4. Establish a clear and balanced set of metrics
Only half of companies actually regularly measure CX – not only should it be measured across the entire journey, but it should also be reported to the board. Of the companies that do measure it, the most popular metric is Customer Satisfaction ratings, second is NPS and third is complaint logs. These are valuable, but do not tell the whole story – data from the early stages of the buyer journey must also be included.
5. Make sure everyone gets CX
Great customer experience is impossible if staff at every level and every touch point aren’t on board. Hence the central challenge of CX is arguably internal engagement. This is a long process – there aren’t really any shortcuts. And to do it right, you need not just the buy-in, but the active participation and advocacy of the board.
6. Identify and engage influencers
There’s been a lot of hype about influencer marketing recently, but the results to this survey showed how important they are in the buying process in B2B. Marketers need to map their external influencer network and engage with them on mutually relevant and beneficial terms… not just seeking to buy them off.
7. Build your customer alumni
More than three quarters of buyers already have a strong process for one brand or service provider at the start of their buyer journey, largely through direct or experience of working with them, or previous experience of their organisation working with them. The vast majority of these actually went on to choose this supplier. To a great extent, therefore, the challenge is largely about retention, in the broadest sense, and this is due to good CX, which in turn is built on excellent long term relationships, extending beyond the traditional commercial lifespan of a contract or deal.

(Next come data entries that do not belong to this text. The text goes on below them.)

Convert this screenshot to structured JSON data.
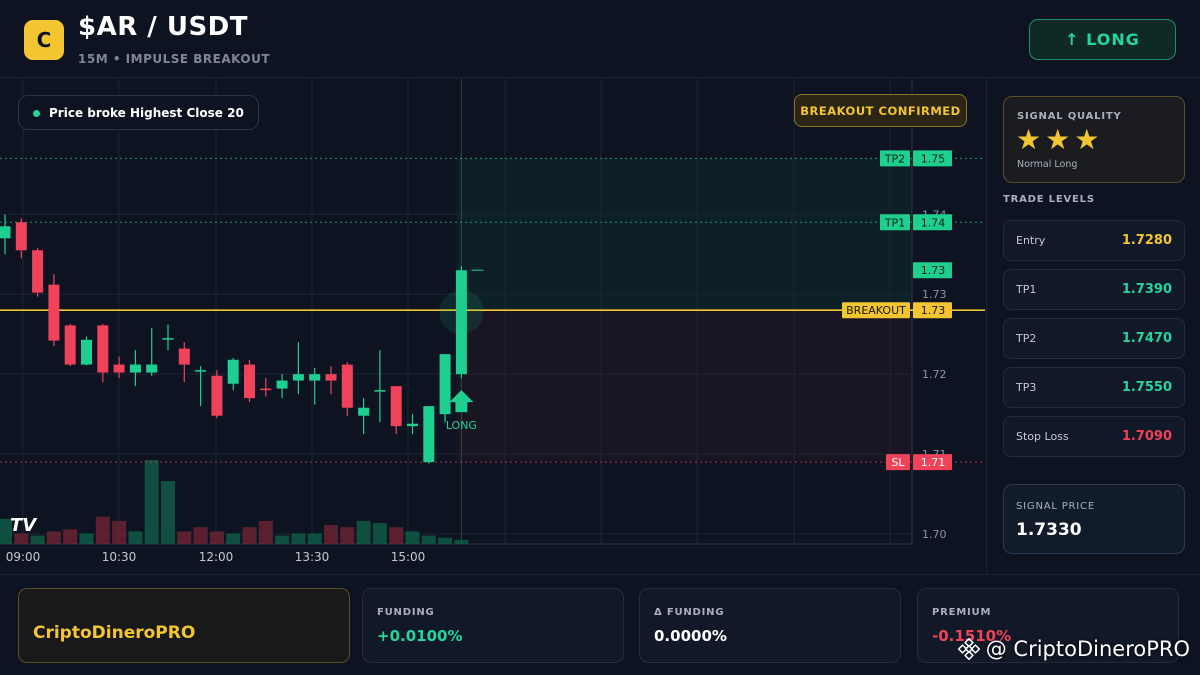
{
  "header": {
    "logo_letter": "C",
    "pair": "$AR / USDT",
    "subtitle": "15M • IMPULSE BREAKOUT",
    "direction_button": "↑ LONG"
  },
  "chart": {
    "alert_text": "Price broke Highest Close 20",
    "breakout_badge": "BREAKOUT CONFIRMED",
    "signal_marker": "LONG",
    "tv_logo": "TV"
  },
  "chart_data": {
    "type": "candlestick",
    "x_tick_labels": [
      "09:00",
      "10:30",
      "12:00",
      "13:30",
      "15:00"
    ],
    "y_tick_labels": [
      "1.74",
      "1.73",
      "1.72",
      "1.71",
      "1.70"
    ],
    "ylim": [
      1.6955,
      1.7568
    ],
    "level_lines": [
      {
        "label": "TP2",
        "value": 1.747,
        "tag": "1.75"
      },
      {
        "label": "TP1",
        "value": 1.739,
        "tag": "1.74"
      },
      {
        "label": "",
        "value": 1.733,
        "tag": "1.73"
      },
      {
        "label": "BREAKOUT",
        "value": 1.728,
        "tag": "1.73"
      },
      {
        "label": "SL",
        "value": 1.709,
        "tag": "1.71"
      }
    ],
    "candles": [
      {
        "o": 1.737,
        "h": 1.74,
        "l": 1.735,
        "c": 1.7385
      },
      {
        "o": 1.739,
        "h": 1.7395,
        "l": 1.7345,
        "c": 1.7355
      },
      {
        "o": 1.7355,
        "h": 1.7358,
        "l": 1.7297,
        "c": 1.7302
      },
      {
        "o": 1.7312,
        "h": 1.7325,
        "l": 1.7235,
        "c": 1.7242
      },
      {
        "o": 1.7261,
        "h": 1.7263,
        "l": 1.721,
        "c": 1.7212
      },
      {
        "o": 1.7212,
        "h": 1.7247,
        "l": 1.7211,
        "c": 1.7243
      },
      {
        "o": 1.7261,
        "h": 1.7263,
        "l": 1.719,
        "c": 1.7202
      },
      {
        "o": 1.7212,
        "h": 1.7222,
        "l": 1.7195,
        "c": 1.7202
      },
      {
        "o": 1.7202,
        "h": 1.723,
        "l": 1.7185,
        "c": 1.7212
      },
      {
        "o": 1.7202,
        "h": 1.7258,
        "l": 1.7198,
        "c": 1.7212
      },
      {
        "o": 1.7245,
        "h": 1.7262,
        "l": 1.723,
        "c": 1.7245
      },
      {
        "o": 1.7232,
        "h": 1.724,
        "l": 1.719,
        "c": 1.7212
      },
      {
        "o": 1.7205,
        "h": 1.721,
        "l": 1.716,
        "c": 1.7205
      },
      {
        "o": 1.7198,
        "h": 1.7205,
        "l": 1.7145,
        "c": 1.7148
      },
      {
        "o": 1.7188,
        "h": 1.722,
        "l": 1.718,
        "c": 1.7218
      },
      {
        "o": 1.7212,
        "h": 1.7218,
        "l": 1.7165,
        "c": 1.717
      },
      {
        "o": 1.7182,
        "h": 1.7195,
        "l": 1.7172,
        "c": 1.718
      },
      {
        "o": 1.7182,
        "h": 1.72,
        "l": 1.717,
        "c": 1.7192
      },
      {
        "o": 1.7192,
        "h": 1.724,
        "l": 1.7175,
        "c": 1.72
      },
      {
        "o": 1.7192,
        "h": 1.7208,
        "l": 1.7162,
        "c": 1.72
      },
      {
        "o": 1.72,
        "h": 1.721,
        "l": 1.7175,
        "c": 1.7192
      },
      {
        "o": 1.7212,
        "h": 1.7215,
        "l": 1.7148,
        "c": 1.7158
      },
      {
        "o": 1.7148,
        "h": 1.717,
        "l": 1.7125,
        "c": 1.7158
      },
      {
        "o": 1.718,
        "h": 1.723,
        "l": 1.714,
        "c": 1.718
      },
      {
        "o": 1.7185,
        "h": 1.7185,
        "l": 1.7125,
        "c": 1.7135
      },
      {
        "o": 1.7135,
        "h": 1.715,
        "l": 1.7125,
        "c": 1.7138
      },
      {
        "o": 1.709,
        "h": 1.716,
        "l": 1.7088,
        "c": 1.716
      },
      {
        "o": 1.715,
        "h": 1.7225,
        "l": 1.714,
        "c": 1.7225
      },
      {
        "o": 1.72,
        "h": 1.7335,
        "l": 1.7195,
        "c": 1.733
      }
    ],
    "volume": [
      1.2,
      0.5,
      0.4,
      0.6,
      0.7,
      0.5,
      1.3,
      1.1,
      0.6,
      4.0,
      3.0,
      0.6,
      0.8,
      0.6,
      0.5,
      0.8,
      1.1,
      0.4,
      0.5,
      0.5,
      0.9,
      0.8,
      1.1,
      1.0,
      0.8,
      0.6,
      0.4,
      0.3,
      0.2
    ],
    "volume_up": [
      true,
      false,
      true,
      false,
      false,
      true,
      false,
      false,
      true,
      true,
      true,
      false,
      false,
      false,
      true,
      false,
      false,
      true,
      true,
      true,
      false,
      false,
      true,
      true,
      false,
      true,
      true,
      true,
      true
    ]
  },
  "sidebar": {
    "quality_title": "SIGNAL QUALITY",
    "stars": "★★★",
    "quality_sub": "Normal Long",
    "levels_title": "TRADE LEVELS",
    "levels": [
      {
        "label": "Entry",
        "value": "1.7280",
        "color": "#f3c530"
      },
      {
        "label": "TP1",
        "value": "1.7390",
        "color": "#24d69b"
      },
      {
        "label": "TP2",
        "value": "1.7470",
        "color": "#24d69b"
      },
      {
        "label": "TP3",
        "value": "1.7550",
        "color": "#24d69b"
      },
      {
        "label": "Stop Loss",
        "value": "1.7090",
        "color": "#f0435a"
      }
    ],
    "signal_price_label": "SIGNAL PRICE",
    "signal_price": "1.7330"
  },
  "footer": {
    "brand": "CriptoDineroPRO",
    "stats": [
      {
        "label": "FUNDING",
        "value": "+0.0100%",
        "color": "#24d69b"
      },
      {
        "label": "Δ FUNDING",
        "value": "0.0000%",
        "color": "#ffffff"
      },
      {
        "label": "PREMIUM",
        "value": "-0.1510%",
        "color": "#f0435a"
      }
    ],
    "watermark": "@ CriptoDineroPRO"
  },
  "colors": {
    "up": "#1fcf8f",
    "down": "#f0435a",
    "accent": "#f3c530"
  }
}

8. Embrace and respond to feedback
The level of cynicism surrounding customer feedback is enormous – B2B brands need to urgently challenge the presumption that vendors don’t care and aren’t listening. Marketers need to bridge the chasm between pre-sale promises and the reality of delivery, and they need to overcompensate in their ongoing customer dialogue to explain ‘why’ when feedback cannot be acted on.
In summary
For a B2B brand, framing your marketing, sales and customer service activity through the single, all encompassing lense of CX will not be easy, nor will moving it to a place where it’s a genuine point of difference for your organisation or drives business value.
But buyers expectations are changing, and the poor or disconnected experiences that B2B brands could get away with five years ago are increasingly out of step in a world defined by Amazon’s seemingly intuitive and flexible approach. Right now, embracing CX, and adopting something like the approach outlined above, can still put you ahead of the curve, and give you competitive advantage. That might not be true next year.